In ELISA employing histone H4 or deiminated histone H4, sera were diluted in PBS, 0.5% porcine gelatin, 0.05% Tween-20, containing also NaCl 0.5 M, to reduce non-specific binding.

After washings with PBS, 1% Tween-20 and PBS, alkaline phosphatase-conjugated antihuman IgG (Sigma) diluted 1 : 3.000 was added to the wells, and the plates were incubated for 2 h at room temperature.

Alkaline phosphatase activity was revealed with p-nitrophenyl phosphate in sodium carbonate/bicarbonate buffer.

Anti-cyclic citrullinated peptide (CCP2) antibodies were detected using a commercial kit (QUANTA Lite CCP, Inova Diagnostics, San Diego, California, USA), according to the manufacturer's instructions.

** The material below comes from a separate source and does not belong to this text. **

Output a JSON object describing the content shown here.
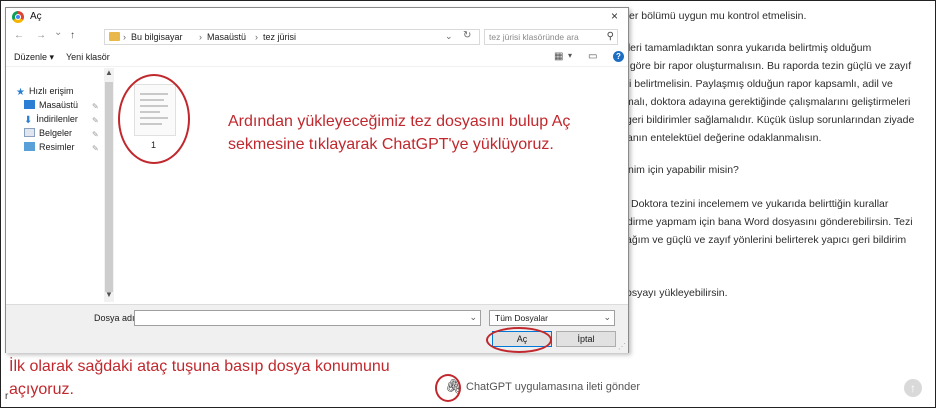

For the inhibition assays, sera from patients with RA were tested on deiminated H4 at different dilutions. The dilution corresponding to 50% of the maximum binding of each serum was preincubated with deiminated and non-deiminated H4-derived peptides for 30 min at 37°C before being transferred to the deiminated H4-coated plates. Thereafter, ELISAs were carried out as for direct binding assay. Inhibition assays employing affinity purified anti-HCPs antibodies were carried on by the same protocol.